Coordination africaine en vue de l’OMC
En marge du forum, Marrakech a également accueilli une réunion ministérielle africaine consacrée à la préparation de la 14e Conférence ministérielle de l’Organisation mondiale du commerce, prévue en mars 2026 à Yaoundé. Présidée par le Maroc et modérée par le Mozambique, cette réunion a rassemblé seize ministres et plus de trente délégations africaines.
L’objectif était de consolider une position africaine commune sur les grands dossiers commerciaux multilatéraux, à partir du document de référence récemment publié par le Groupe africain à l’OMC. Les participants ont réaffirmé leur attachement à un système commercial multilatéral ouvert, juste, inclusif et fondé sur des règles.
Défendre les priorités africaines sur la scène mondiale
Parmi les points clés évoqués figurent la préservation du traitement spécial et différencié pour les pays en développement et les pays les moins avancés, ainsi que la nécessité de dépasser les mesures commerciales restrictives et unilatérales. La réforme de l’OMC a également été abordée, avec un accent mis sur le développement, la transparence et le maintien d’un mécanisme efficace de règlement des différends.
Les discussions ont révélé une convergence sur des thématiques prioritaires pour l’Afrique, telles que l’agriculture et la sécurité alimentaire, les subventions à la pêche, le commerce des services et le commerce électronique.
Le Maroc, facilitateur et fédérateur
Dans une déclaration, le Secrétaire d’État chargé du Commerce extérieur, Omar Hejira, a souligné que la tenue de cette réunion au Maroc illustre les efforts du Royaume pour unifier les visions africaines et renforcer la coopération Sud-Sud.

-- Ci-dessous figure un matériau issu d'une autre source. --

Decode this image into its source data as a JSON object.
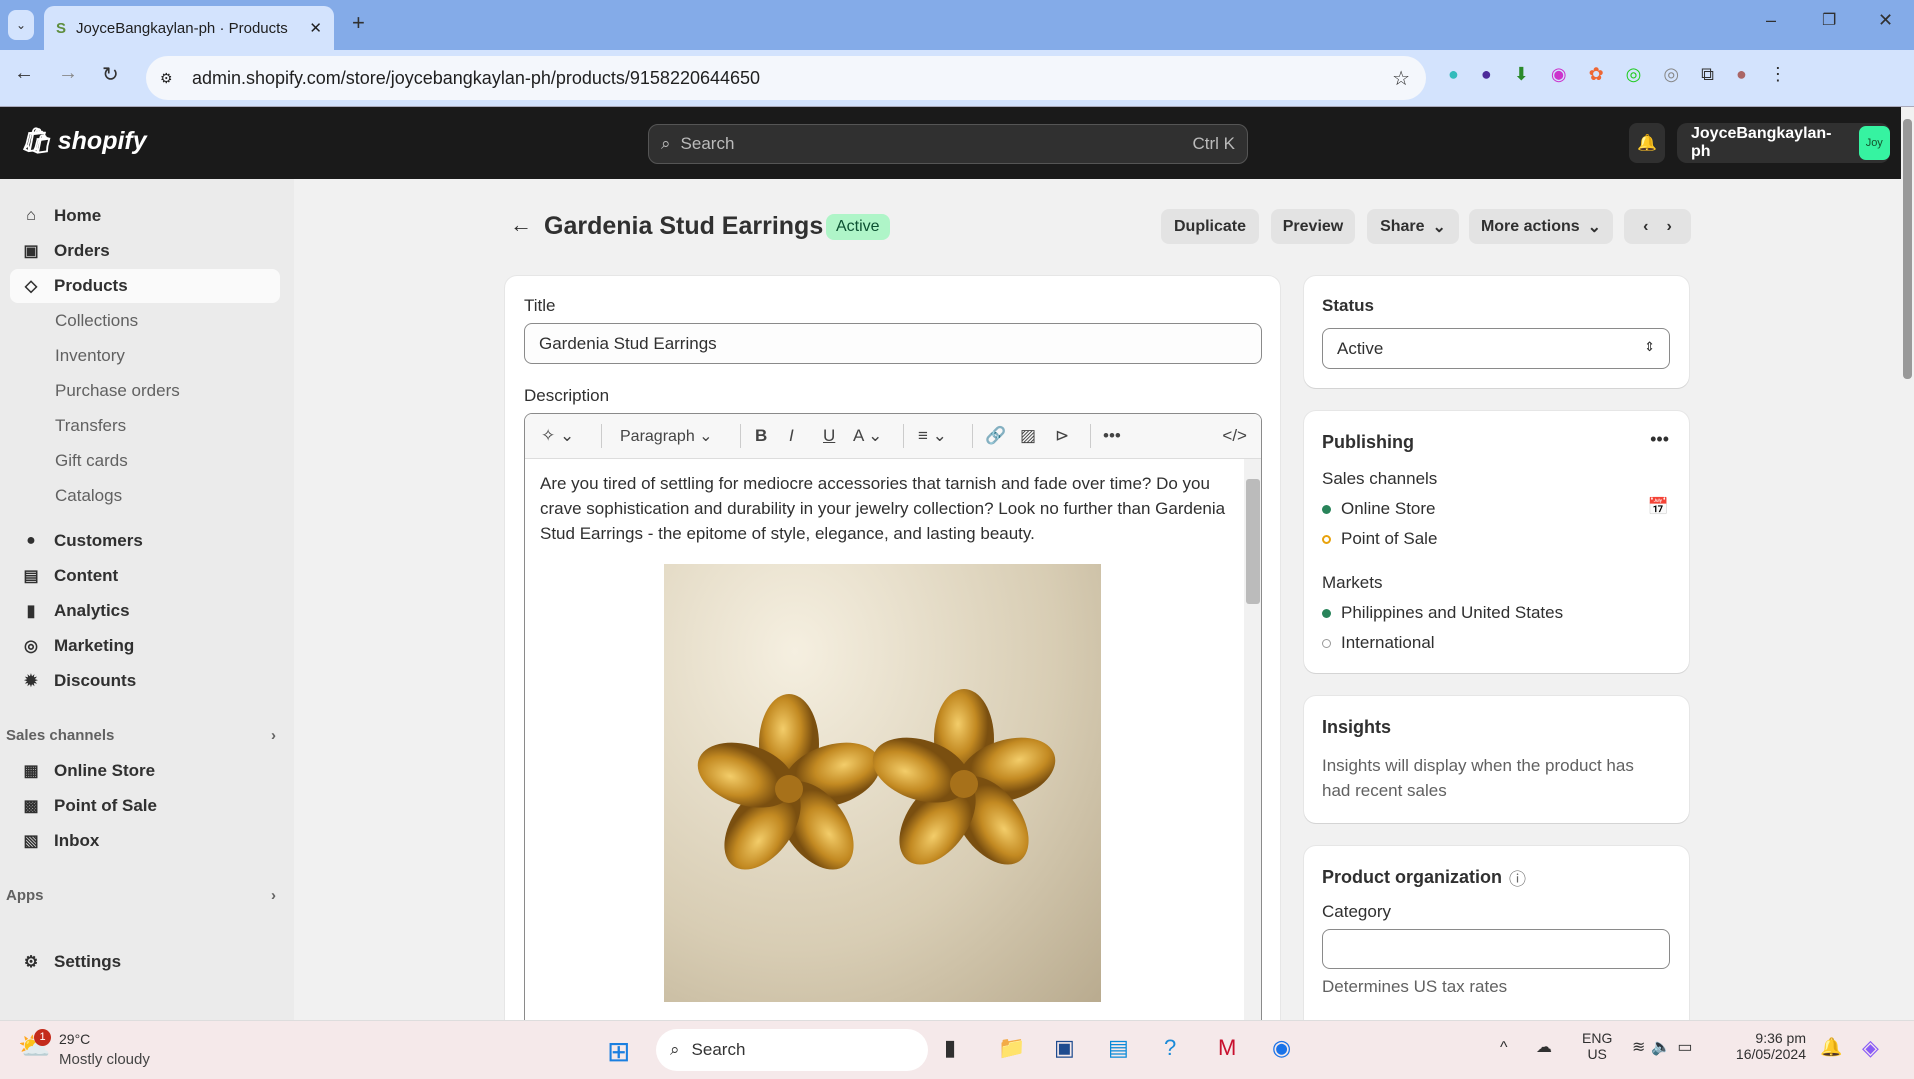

Il a mis en avant l’importance accordée à la préparation de la Conférence de Yaoundé, ainsi qu’aux réformes du système commercial mondial.
De son côté, le ministre égyptien de l’Investissement et du Commerce extérieur, Hassan El Khatib, a insisté sur le rôle des États dans la facilitation de l’activité du secteur privé. Il a salué la dynamique des échanges entre l’Égypte et le Maroc, notamment dans le secteur automobile, et exprimé la volonté de lever les obstacles entravant le commerce bilatéral.
Vers une ZLECAF opérationnelle et transformatrice
Au terme de cette deuxième édition, le Forum d’Affaires de la ZLECAF a confirmé que l’enjeu n’est plus celui de l’adhésion politique, mais de la mise en œuvre effective. À Marrakech, l’Afrique a esquissé les contours d’une intégration économique progressive, fondée sur des projets concrets, des infrastructures partagées et une coordination renforcée.